Терентий, судя по письмам дядюшки Мирона Иваныча, не сидел без дела и все, что ему поручалось, выполнял с необычайным усердием. Он привел в порядок дворовые постройки, превосходно отделал все комнаты господского дома, а парадное крыльцо и террасу украсил такой искусной резьбой, что все диву давались. Дядюшка нахвалиться не мог Терентием, считая его бесценным человеком.
Но трудолюбие и мастерство Терентия стали возбуждать невольный интерес к нему и ненужные толки, причем не только среди дворовых. Соседка помещица Мария Ивановна Амбразанцева нарочно приезжала в Верхнюю Мазу, чтобы справиться у Мирона Ивановича, откуда взялся у них этакий умелец и нельзя ли прислать его недельки на две к ней для домашних работ. Стало быть, слухи о Терентии вышли за пределы села и могли привлечь внимание полиции… Что-то так или иначе необходимо было предпринимать. Но что же?
Размышления об этом совпали с большим событием в жизни Дениса Васильевича. На письменном столе появилась пахнущая свежей типографской краской первая его книга «Опыт теории партизанского действия». Названию он умышленно придал суховатый оттенок, чтоб несколько скрыть взволнованность своих чувств. Когда приходилось защищать партизан от нападок военных педантов, людей сухой души и тяжкого рассудка, разве мог он оставаться спокойным?
Правда, подсушенное название не очень-то спасало книгу от осуждения в высших сферах. Царь морщился при упоминании о ней. Дибич и Толь удивлялись, как могла цензура разрешить ее выпуск. И Закревский, учитывая эти настроения, журил за допущенные в книге дерзкие рассуждения. Денис Васильевич признавал, что «занесся во многих местах», обещал впредь быть осторожней.
Впрочем, книгой он был очень доволен. Кислые физиономии военных педантов и методиков не смущали, он знал заранее, что этим господам книга придется не по вкусу, зато в либерально настроенных офицерских кругах приняли ее более чем благосклонно. Выражая мнение этих кругов, Иван Григорьевич Бурцов писал из Тульчина:
«Русская военная литература, как известно вам, богата только фронтовыми уставами и прибавлениями к оным; следственно, приходится искать наставления по ремеслу нашему в сочинениях чужеземных. Я покорялся сему закону, хотя с великим негодованием: читал много и утвердительно могу сказать, что ничего близкого, похожего даже на ваше произведение не знаю… Это в другом роде „Опыт теории о налогах“ Тургенева, коим не похвалится ни одна чужестранная литература. Тому воздавать будут хвалы политики, доколе не обрушатся столпы государственных зданий, – этому будут возносить благодарность воины, пока люди не перестанут точить штыки…»69
Выпуская первую свою книгу, Денис Давыдов заботился не только о военно-теоретических, но и о литературных ее достоинствах. Карамзин, Жуковский, Вяземский, читавшие рукопись, помогали своими советами, однако надо заметить, автор не следовал им слепо, несмотря на полное уважение к почтенным литераторам. Выправлялись отдельные страницы, заменялись одни выражения и слова другими, а слог оставался свой собственный, оригинальный, живой, Давыдовский.

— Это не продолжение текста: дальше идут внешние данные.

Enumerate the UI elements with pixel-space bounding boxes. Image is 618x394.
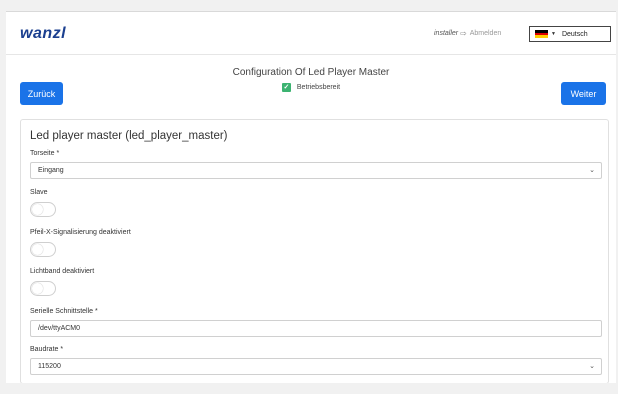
- chevron-down-icon: ⌄: [589, 363, 595, 370]
- chevron-down-icon: ⌄: [589, 167, 595, 174]
- torseite-label: Torseite *: [30, 150, 60, 157]
- bottom-bar: [0, 383, 618, 394]
- baud-label: Baudrate *: [30, 346, 64, 353]
- status-label: Betriebsbereit: [296, 84, 341, 91]
- language-select[interactable]: ▼ Deutsch: [529, 26, 611, 42]
- logo[interactable]: wanzl: [20, 25, 66, 43]
- card-title: Led player master (led_player_master): [30, 130, 228, 142]
- back-button[interactable]: Zurück: [20, 82, 63, 105]
- slave-label: Slave: [30, 189, 48, 196]
- logout-link[interactable]: ⇨ Abmelden: [460, 29, 501, 38]
- header: wanzl installer ⇨ Abmelden ▼ Deutsch: [6, 12, 616, 55]
- serial-label: Serielle Schnittstelle *: [30, 308, 98, 315]
- german-flag-icon: [535, 30, 548, 39]
- config-card: Led player master (led_player_master) To…: [20, 119, 609, 384]
- page: wanzl installer ⇨ Abmelden ▼ Deutsch Con…: [6, 11, 616, 384]
- next-button[interactable]: Weiter: [561, 82, 606, 105]
- toggle-knob: [32, 244, 43, 255]
- language-label: Deutsch: [561, 30, 588, 38]
- lichtband-toggle[interactable]: [30, 281, 56, 296]
- toggle-knob: [32, 204, 43, 215]
- check-icon: ✓: [281, 83, 291, 92]
- slave-toggle[interactable]: [30, 202, 56, 217]
- pfeil-label: Pfeil-X-Signalisierung deaktiviert: [30, 229, 131, 236]
- caret-down-icon: ▼: [551, 31, 556, 37]
- page-title: Configuration Of Led Player Master: [232, 67, 390, 78]
- baud-select[interactable]: 115200 ⌄: [30, 358, 602, 375]
- pfeil-toggle[interactable]: [30, 242, 56, 257]
- username: installer: [434, 30, 459, 37]
- toggle-knob: [32, 283, 43, 294]
- title-block: Configuration Of Led Player Master ✓ Bet…: [6, 67, 616, 92]
- serial-input[interactable]: /dev/ttyACM0: [30, 320, 602, 337]
- top-strip: [0, 0, 618, 11]
- logout-label: Abmelden: [469, 30, 502, 37]
- torseite-select[interactable]: Eingang ⌄: [30, 162, 602, 179]
- torseite-value: Eingang: [38, 167, 64, 174]
- logout-icon: ⇨: [460, 29, 467, 38]
- status: ✓ Betriebsbereit: [6, 83, 616, 92]
- lichtband-label: Lichtband deaktiviert: [30, 268, 95, 275]
- baud-value: 115200: [38, 363, 61, 370]
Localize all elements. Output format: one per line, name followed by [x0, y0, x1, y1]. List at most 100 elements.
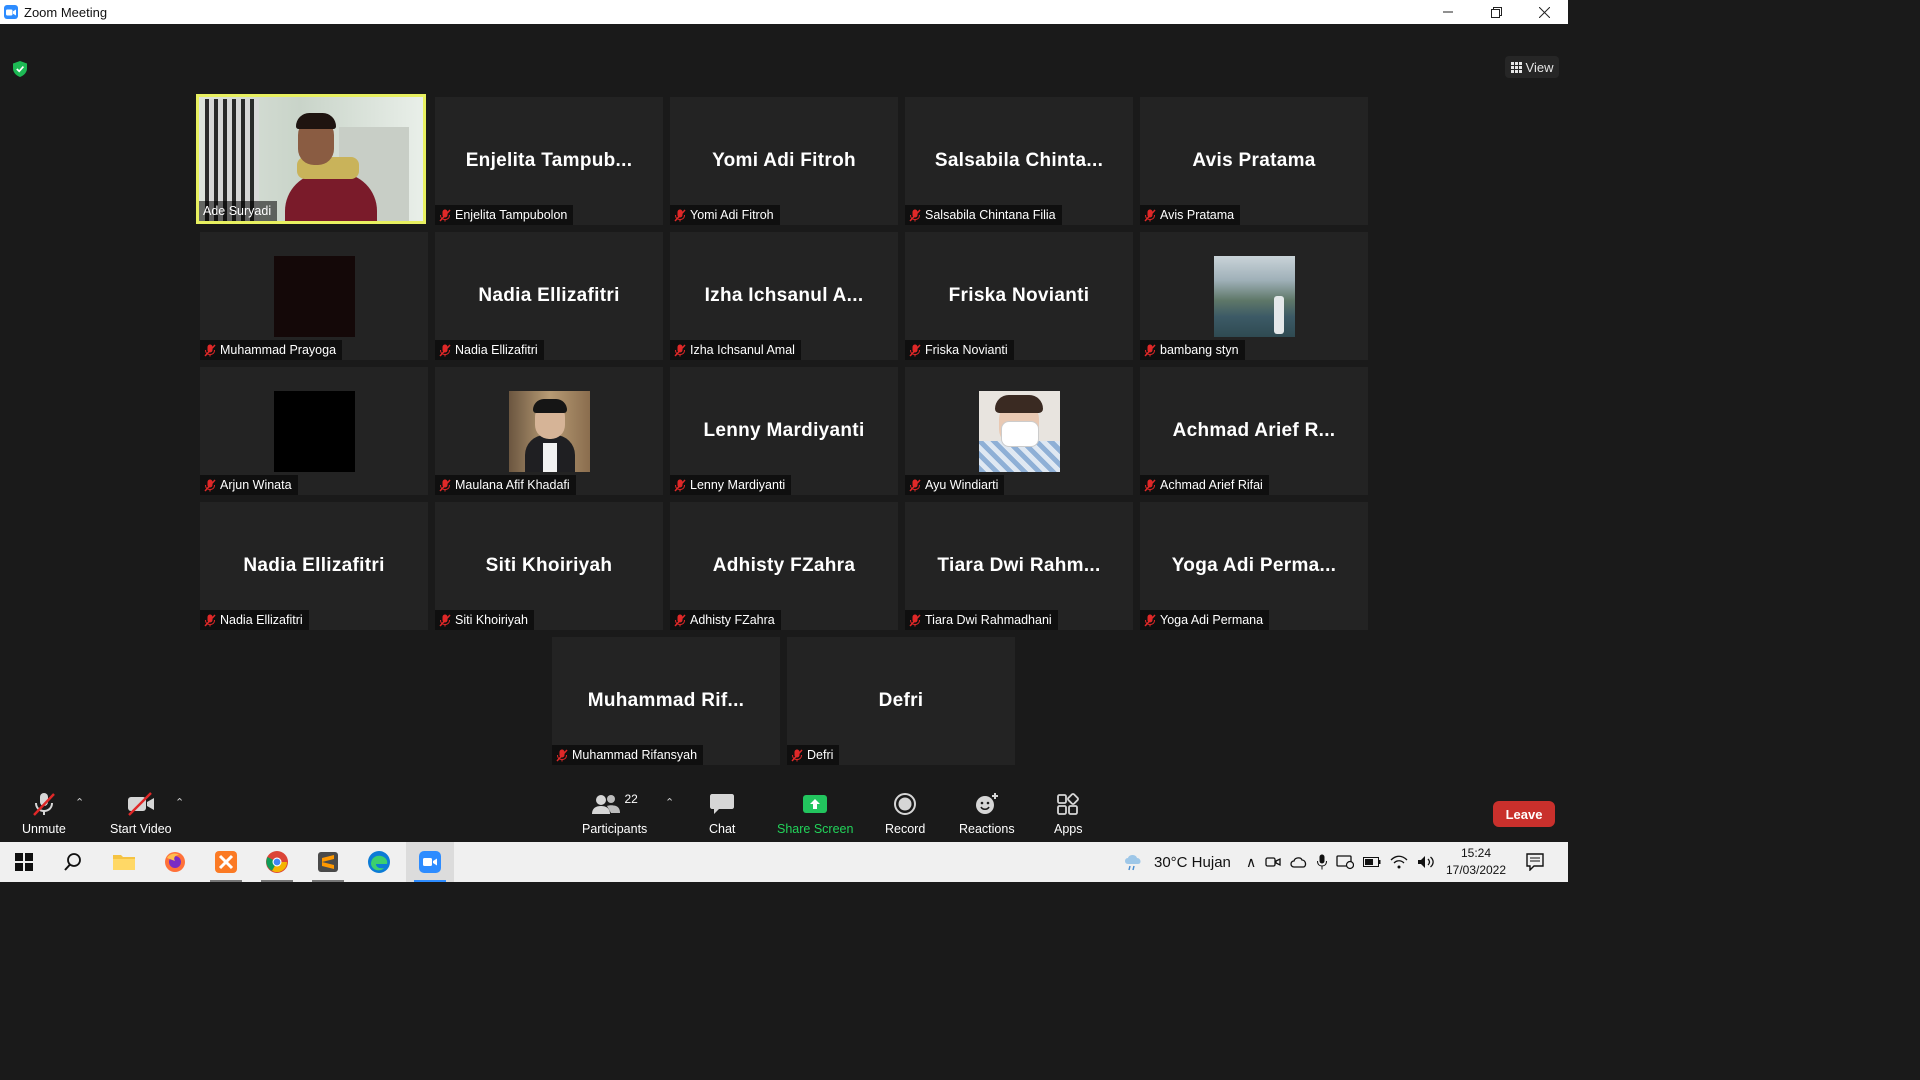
participant-tile[interactable]: bambang styn: [1140, 232, 1368, 360]
participant-tile[interactable]: Defri Defri: [787, 637, 1015, 765]
profile-picture: [1214, 256, 1295, 337]
weather-text: 30°C Hujan: [1154, 853, 1231, 871]
participant-tile[interactable]: Friska Novianti Friska Novianti: [905, 232, 1133, 360]
edge-icon: [368, 851, 390, 873]
window-title: Zoom Meeting: [24, 4, 108, 20]
participant-tile[interactable]: Enjelita Tampub... Enjelita Tampubolon: [435, 97, 663, 225]
zoom-icon: [419, 851, 441, 873]
participant-tile[interactable]: Achmad Arief R... Achmad Arief Rifai: [1140, 367, 1368, 495]
participant-name-label: bambang styn: [1140, 340, 1245, 360]
leave-button[interactable]: Leave: [1493, 801, 1555, 827]
taskbar-chrome[interactable]: [253, 842, 301, 882]
taskbar-zoom[interactable]: [406, 842, 454, 882]
unmute-button[interactable]: Unmute: [22, 790, 66, 836]
speaker-volume-icon[interactable]: [1417, 855, 1435, 869]
profile-picture: [274, 391, 355, 472]
weather-widget[interactable]: 30°C Hujan: [1122, 842, 1231, 882]
participant-tile[interactable]: Ayu Windiarti: [905, 367, 1133, 495]
chrome-icon: [266, 851, 288, 873]
participant-tile[interactable]: Lenny Mardiyanti Lenny Mardiyanti: [670, 367, 898, 495]
participant-tile[interactable]: Yomi Adi Fitroh Yomi Adi Fitroh: [670, 97, 898, 225]
video-tile-active-speaker[interactable]: Ade Suryadi: [196, 94, 426, 224]
restore-button[interactable]: [1472, 0, 1520, 24]
taskbar-xampp[interactable]: [202, 842, 250, 882]
wifi-icon[interactable]: [1390, 855, 1408, 869]
mic-muted-icon: [909, 613, 921, 627]
participant-tile[interactable]: Izha Ichsanul A... Izha Ichsanul Amal: [670, 232, 898, 360]
record-button[interactable]: Record: [885, 790, 925, 836]
participants-options-caret-icon[interactable]: ⌃: [665, 796, 674, 809]
mic-muted-icon: [674, 208, 686, 222]
minimize-button[interactable]: [1424, 0, 1472, 24]
start-button[interactable]: [0, 842, 48, 882]
participant-tile[interactable]: Salsabila Chinta... Salsabila Chintana F…: [905, 97, 1133, 225]
participant-name-label: Arjun Winata: [200, 475, 298, 495]
participants-count: 22: [624, 792, 638, 806]
clock-date: 17/03/2022: [1445, 863, 1507, 877]
participant-name-label: Salsabila Chintana Filia: [905, 205, 1062, 225]
view-button[interactable]: View: [1505, 56, 1559, 78]
participant-tile[interactable]: Arjun Winata: [200, 367, 428, 495]
show-hidden-icons-chevron-icon[interactable]: ∧: [1246, 854, 1256, 871]
video-options-caret-icon[interactable]: ⌃: [175, 796, 184, 809]
mic-muted-icon: [1144, 478, 1156, 492]
meeting-toolbar: Unmute ⌃ Start Video ⌃ 22 Participants ⌃…: [0, 786, 1568, 842]
start-video-button[interactable]: Start Video: [110, 790, 172, 836]
taskbar-file-explorer[interactable]: [100, 842, 148, 882]
windows-taskbar: 30°C Hujan ∧ 15:24 17/03/2022: [0, 842, 1568, 882]
participant-name-label: Yomi Adi Fitroh: [670, 205, 780, 225]
participant-tile[interactable]: Avis Pratama Avis Pratama: [1140, 97, 1368, 225]
xampp-icon: [215, 851, 237, 873]
view-label: View: [1525, 59, 1554, 75]
share-screen-button[interactable]: Share Screen: [777, 790, 853, 836]
mic-muted-icon: [439, 613, 451, 627]
display-settings-icon[interactable]: [1336, 854, 1355, 870]
notifications-button[interactable]: [1511, 842, 1559, 882]
participant-tile[interactable]: Nadia Ellizafitri Nadia Ellizafitri: [435, 232, 663, 360]
mic-muted-icon: [1144, 208, 1156, 222]
search-icon: [64, 853, 81, 871]
participant-name-label: Ayu Windiarti: [905, 475, 1005, 495]
mic-muted-icon: [204, 478, 216, 492]
reactions-button[interactable]: Reactions: [959, 790, 1015, 836]
profile-picture: [979, 391, 1060, 472]
participant-name-label: Maulana Afif Khadafi: [435, 475, 576, 495]
sublime-text-icon: [318, 852, 338, 872]
chat-button[interactable]: Chat: [709, 790, 735, 836]
taskbar-clock[interactable]: 15:24 17/03/2022: [1440, 845, 1512, 879]
audio-options-caret-icon[interactable]: ⌃: [75, 796, 84, 809]
participants-button[interactable]: 22 Participants: [582, 790, 647, 836]
battery-icon[interactable]: [1363, 857, 1381, 867]
participant-name-label: Ade Suryadi: [199, 201, 278, 221]
weather-rain-icon: [1125, 855, 1141, 871]
onedrive-cloud-icon[interactable]: [1290, 856, 1308, 868]
participant-tile[interactable]: Muhammad Rif... Muhammad Rifansyah: [552, 637, 780, 765]
grid-icon: [1510, 61, 1522, 73]
participant-tile[interactable]: Tiara Dwi Rahm... Tiara Dwi Rahmadhani: [905, 502, 1133, 630]
participant-tile[interactable]: Nadia Ellizafitri Nadia Ellizafitri: [200, 502, 428, 630]
record-icon: [894, 793, 917, 815]
mic-muted-icon: [556, 748, 568, 762]
apps-button[interactable]: Apps: [1054, 790, 1083, 836]
security-shield-icon[interactable]: [13, 61, 27, 82]
search-button[interactable]: [49, 842, 97, 882]
close-button[interactable]: [1520, 0, 1568, 24]
taskbar-edge[interactable]: [355, 842, 403, 882]
participant-tile[interactable]: Maulana Afif Khadafi: [435, 367, 663, 495]
participant-name-label: Achmad Arief Rifai: [1140, 475, 1269, 495]
microphone-icon[interactable]: [1317, 854, 1328, 870]
zoom-app-icon: [4, 5, 18, 19]
mic-muted-icon: [439, 478, 451, 492]
meet-now-icon[interactable]: [1265, 855, 1281, 869]
participant-name-label: Yoga Adi Permana: [1140, 610, 1270, 630]
participant-tile[interactable]: Yoga Adi Perma... Yoga Adi Permana: [1140, 502, 1368, 630]
meeting-stage: View Ade Suryadi Enjelita Tampub... Enje…: [0, 24, 1568, 786]
mic-muted-icon: [439, 343, 451, 357]
taskbar-sublime-text[interactable]: [304, 842, 352, 882]
participant-tile[interactable]: Siti Khoiriyah Siti Khoiriyah: [435, 502, 663, 630]
participant-tile[interactable]: Adhisty FZahra Adhisty FZahra: [670, 502, 898, 630]
system-tray: ∧: [1246, 842, 1435, 882]
participant-tile[interactable]: Muhammad Prayoga: [200, 232, 428, 360]
video-off-icon: [127, 792, 154, 816]
taskbar-firefox[interactable]: [151, 842, 199, 882]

Поэтому особенно приятно было получить стихотворный отклик на книгу от Александра Пушкина:
И хотя при этом Пушкин в шутливом тоне скорбел о том, что «перебесилась проказливая лира» поэта-партизана, признание в прозаическом его сочинении «неподражаемого слога» наполняло Дениса Васильевича чувством большого творческого удовлетворения.
Итак, созревший несколько лет назад замысел был осуществлен!
Несмотря на явное нежелание царя и его ближних признавать партизанскую систему, она утверждалась в книге как ценный, проверенный опытом способ защиты отечества. А в журнале «Отечественные записки» печатались отрывки из «Дневника партизанских действий». Мысли, высказанные в книге, подтверждались в журнале красочными примерами партизанской практики.